Mais à défaut du Comité des Pompes, un autre pouvoir s’occupait de réglementer le port de la perruque : d’année en année, la mode amenait de France quelque façon nouvelle, qui devenait aussitôt la seule honorable. Tour ù tour on vit à Venise des perruques à la courtisane, à la dauphine, vingt autres variétés sans cesse plus étranges et plus compliquées. Et non seulement les nobles Vénitiens prenaient au dehors les modèles de leurs perruques, mais ils entendaient encore s’approvisionner au dehors de leurs perruques elles-mêmes ; et toute perruque confectionnée par un coiffeur vénitien était infailliblement tenue pour un indice de pauvreté ou de mauvais goût.

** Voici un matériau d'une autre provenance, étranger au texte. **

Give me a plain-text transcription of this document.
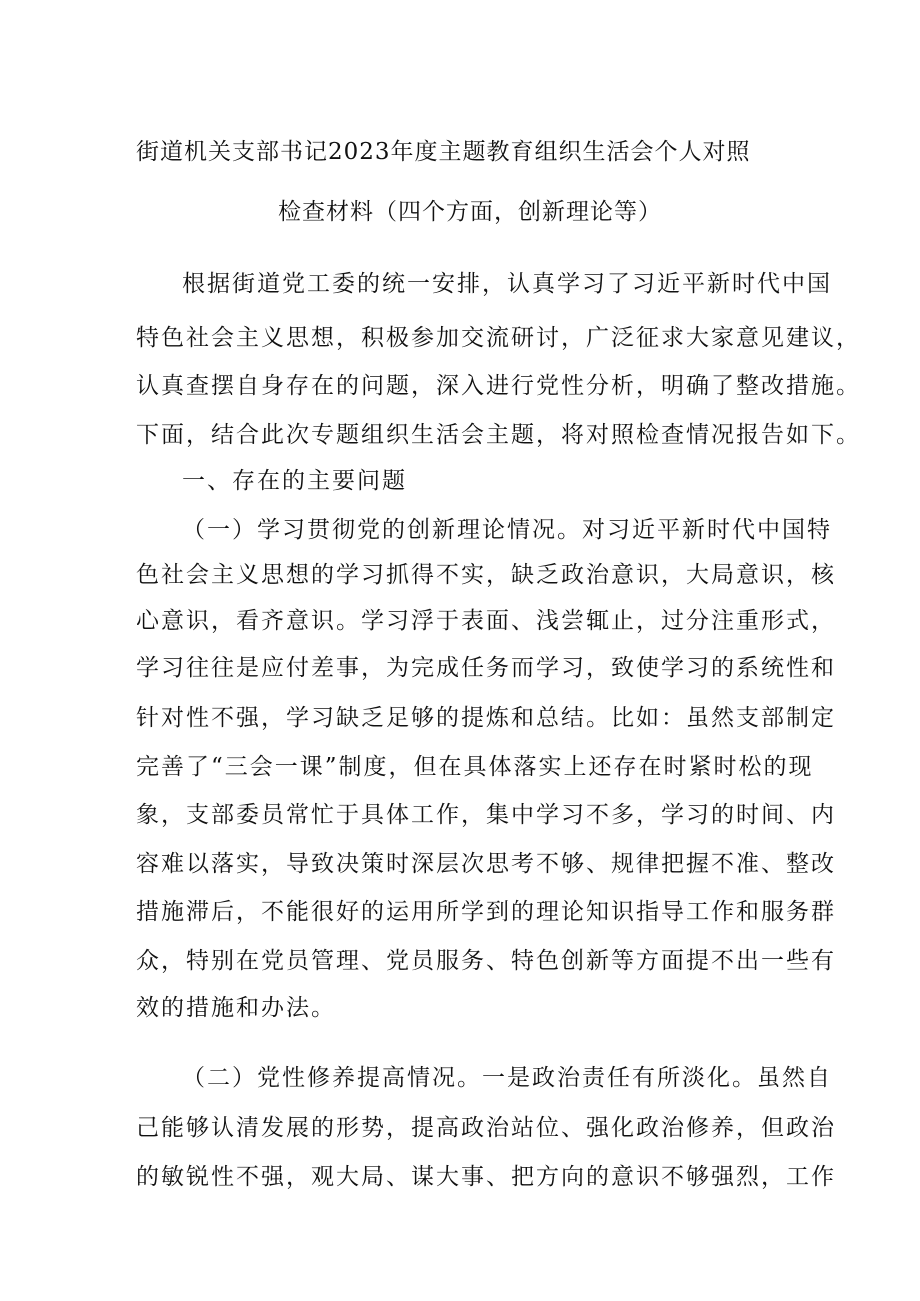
街道机关支部书记2023年度主题教育组织生活会个人对照
检查材料（四个方面，创新理论等）
根据街道党工委的统一安排，认真学习了习近平新时代中国
特色社会主义思想，积极参加交流研讨，广泛征求大家意见建议，
认真查摆自身存在的问题，深入进行党性分析，明确了整改措施。
下面，结合此次专题组织生活会主题，将对照检查情况报告如下。
一、存在的主要问题
（一）学习贯彻党的创新理论情况。对习近平新时代中国特
色社会主义思想的学习抓得不实，缺乏政治意识，大局意识，核
心意识，看齐意识。学习浮于表面、浅尝辄止，过分注重形式，
学习往往是应付差事，为完成任务而学习，致使学习的系统性和
针对性不强，学习缺乏足够的提炼和总结。比如：虽然支部制定
完善了“三会一课”制度，但在具体落实上还存在时紧时松的现
象，支部委员常忙于具体工作，集中学习不多，学习的时间、内
容难以落实，导致决策时深层次思考不够、规律把握不准、整改
措施滞后，不能很好的运用所学到的理论知识指导工作和服务群
众，特别在党员管理、党员服务、特色创新等方面提不出一些有
效的措施和办法。
（二）党性修养提高情况。一是政治责任有所淡化。虽然自
己能够认清发展的形势，提高政治站位、强化政治修养，但政治
的敏锐性不强，观大局、谋大事、把方向的意识不够强烈，工作
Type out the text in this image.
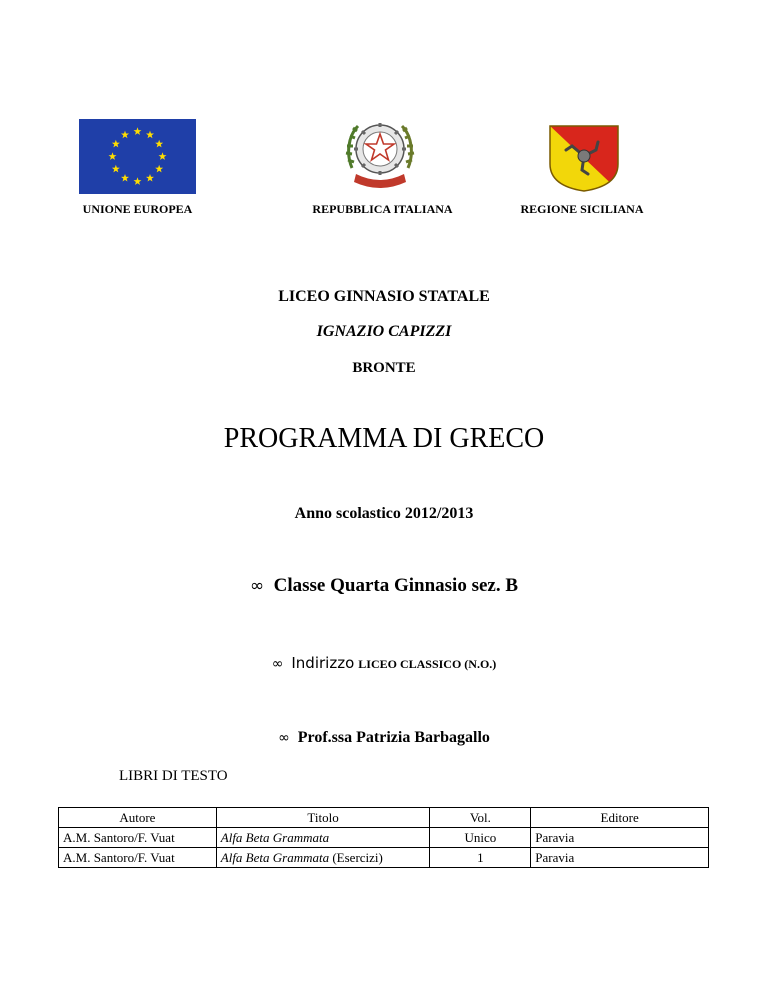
UNIONE EUROPEA	REPUBBLICA ITALIANA	REGIONE SICILIANA
LICEO GINNASIO STATALE
IGNAZIO CAPIZZI
BRONTE
PROGRAMMA DI GRECO
Anno scolastico 2012/2013
∞ Classe Quarta Ginnasio sez. B
∞ Indirizzo LICEO CLASSICO (N.O.)
∞ Prof.ssa Patrizia Barbagallo
LIBRI DI TESTO
Autore	Titolo	Vol.	Editore
A.M. Santoro/F. Vuat	Alfa Beta Grammata	Unico	Paravia
A.M. Santoro/F. Vuat	Alfa Beta Grammata (Esercizi)	1	Paravia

En 1705, les provéditeurs déclaraient dans un rapport qu’une des causes d’appauvrissement de l’État était « l’importation de cheveux blancs d’origine flamande. » Pour y remédier, on s’avisa, quelques années plus tard, de faire venir des duchés de Parme et de Toscane les produits destinés à la confection des faux cheveux. Mais les nobles Vénitiens ne voulaient décidément pas des produits locaux ; et les perruquiers ne purent leur faire admettre ces coiffures indigènes qu’en les leur vendant aussi cher que les françaises et les flamandes.

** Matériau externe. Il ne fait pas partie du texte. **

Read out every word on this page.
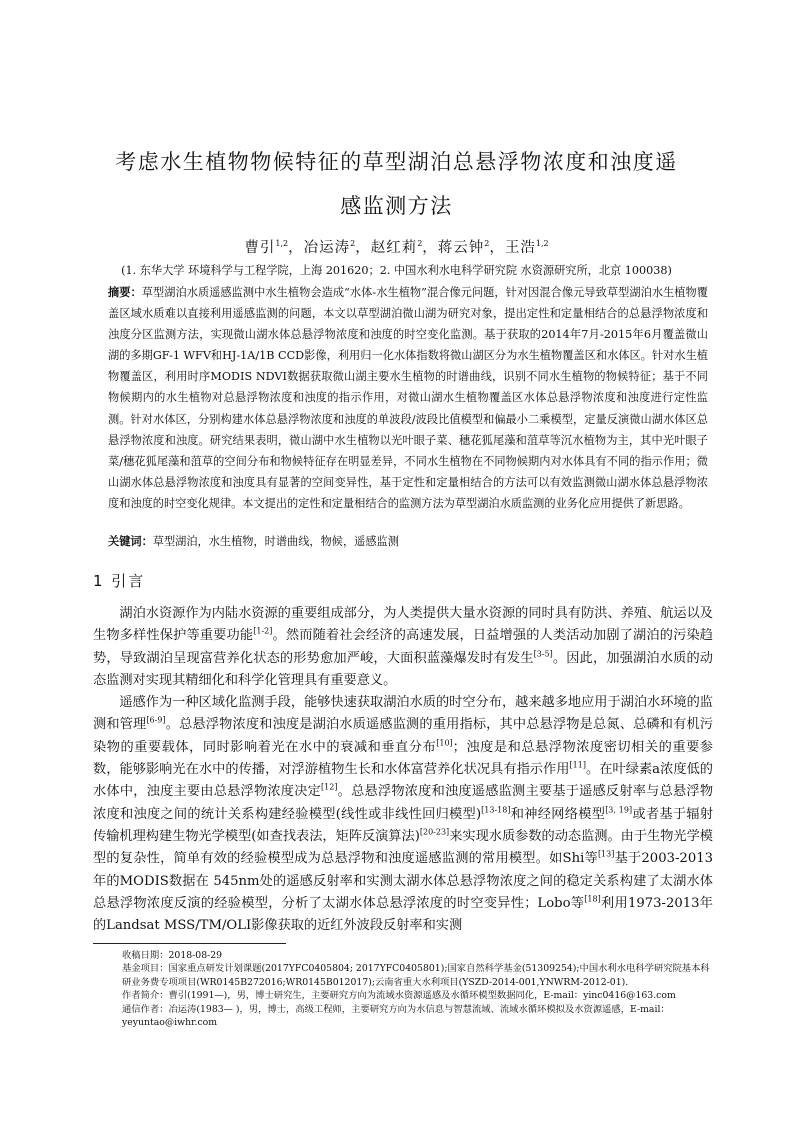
考虑水生植物物候特征的草型湖泊总悬浮物浓度和浊度遥
感监测方法
曹引$^{1,2}$，冶运涛$^2$，赵红莉$^2$，蒋云钟$^2$，王浩$^{1,2}$
(1. 东华大学 环境科学与工程学院，上海 201620；2. 中国水利水电科学研究院 水资源研究所，北京 100038)
摘要：草型湖泊水质遥感监测中水生植物会造成“水体-水生植物”混合像元问题，针对因混合像元导致草型湖泊水生植物覆盖区域水质难以直接利用遥感监测的问题，本文以草型湖泊微山湖为研究对象，提出定性和定量相结合的总悬浮物浓度和浊度分区监测方法，实现微山湖水体总悬浮物浓度和浊度的时空变化监测。基于获取的2014年7月-2015年6月覆盖微山湖的多期GF-1 WFV和HJ-1A/1B CCD影像，利用归一化水体指数将微山湖区分为水生植物覆盖区和水体区。针对水生植物覆盖区，利用时序MODIS NDVI数据获取微山湖主要水生植物的时谱曲线，识别不同水生植物的物候特征；基于不同物候期内的水生植物对总悬浮物浓度和浊度的指示作用，对微山湖水生植物覆盖区水体总悬浮物浓度和浊度进行定性监测。针对水体区，分别构建水体总悬浮物浓度和浊度的单波段/波段比值模型和偏最小二乘模型，定量反演微山湖水体区总悬浮物浓度和浊度。研究结果表明，微山湖中水生植物以光叶眼子菜、穗花狐尾藻和菹草等沉水植物为主，其中光叶眼子菜/穗花狐尾藻和菹草的空间分布和物候特征存在明显差异，不同水生植物在不同物候期内对水体具有不同的指示作用；微山湖水体总悬浮物浓度和浊度具有显著的空间变异性，基于定性和定量相结合的方法可以有效监测微山湖水体总悬浮物浓度和浊度的时空变化规律。本文提出的定性和定量相结合的监测方法为草型湖泊水质监测的业务化应用提供了新思路。
关键词：草型湖泊，水生植物，时谱曲线，物候，遥感监测
1 引言

湖泊水资源作为内陆水资源的重要组成部分，为人类提供大量水资源的同时具有防洪、养殖、航运以及生物多样性保护等重要功能[1-2]。然而随着社会经济的高速发展，日益增强的人类活动加剧了湖泊的污染趋势，导致湖泊呈现富营养化状态的形势愈加严峻，大面积蓝藻爆发时有发生[3-5]。因此，加强湖泊水质的动态监测对实现其精细化和科学化管理具有重要意义。

遥感作为一种区域化监测手段，能够快速获取湖泊水质的时空分布，越来越多地应用于湖泊水环境的监测和管理[6-9]。总悬浮物浓度和浊度是湖泊水质遥感监测的重用指标，其中总悬浮物是总氮、总磷和有机污染物的重要载体，同时影响着光在水中的衰减和垂直分布[10]；浊度是和总悬浮物浓度密切相关的重要参数，能够影响光在水中的传播，对浮游植物生长和水体富营养化状况具有指示作用[11]。在叶绿素a浓度低的水体中，浊度主要由总悬浮物浓度决定[12]。总悬浮物浓度和浊度遥感监测主要基于遥感反射率与总悬浮物浓度和浊度之间的统计关系构建经验模型(线性或非线性回归模型)[13-18]和神经网络模型[3, 19]或者基于辐射传输机理构建生物光学模型(如查找表法，矩阵反演算法)[20-23]来实现水质参数的动态监测。由于生物光学模型的复杂性，简单有效的经验模型成为总悬浮物和浊度遥感监测的常用模型。如Shi等[13]基于2003-2013年的MODIS数据在 545nm处的遥感反射率和实测太湖水体总悬浮物浓度之间的稳定关系构建了太湖水体总悬浮物浓度反演的经验模型，分析了太湖水体总悬浮浓度的时空变异性；Lobo等[18]利用1973-2013年的Landsat MSS/TM/OLI影像获取的近红外波段反射率和实测

收稿日期：2018-08-29
基金项目：国家重点研发计划课题(2017YFC0405804; 2017YFC0405801);国家自然科学基金(51309254);中国水利水电科学研究院基本科研业务费专项项目(WR0145B272016;WR0145B012017);云南省重大水利项目(YSZD-2014-001,YNWRM-2012-01).
作者简介：曹引(1991—)，男，博士研究生，主要研究方向为流域水资源遥感及水循环模型数据同化，E-mail：yinc0416@163.com
通信作者：冶运涛(1983— )，男，博士，高级工程师，主要研究方向为水信息与智慧流域、流域水循环模拟及水资源遥感，E-mail：yeyuntao@iwhr.com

Par un phénomène singulier, les dames de Venise restèrent attachées beaucoup plus longtemps que les hommes aux modes nationales. Mais lorsque, le 16 août 1725, elles virent, à la Scuola di San Rocco, deux Anglaises coiffées de hautes perruques, c’en fut fait pour toujours de leur fidélité aux coiffures anciennes. En vain « leurs frères, leurs maris, leurs amans » protestèrent-ils contre une mode contre laquelle nous ne voyons pas trop d’ailleurs le droit qu’ils avaient de tant protester : dès l’année suivante il n’y eut pas à Venise une seule dame qui ne portât sur la tête des montagnes de faux cheveux. Et bientôt les coiffeurs furent si nombreux, et devinrent des personnages si importans, que ce fut un lieu commun pour les auteurs comiques de les mettre en scène, et pour les moralistes de déplorer leur triomphe. En 1797, la corporation des perruquiers vénitiens comptait 852 membres. « Et ainsi, ajoute M. Malamani, tandis que nos forteresses tombaient, facile proie, aux mains de l’ennemi, sans trouver un soldat pour les défendre, un bataillon composé de près d’un millier d’hommes se tenait prêt à défendre le toupet, la perruque, et tous les artifices des cheveux en faux ! »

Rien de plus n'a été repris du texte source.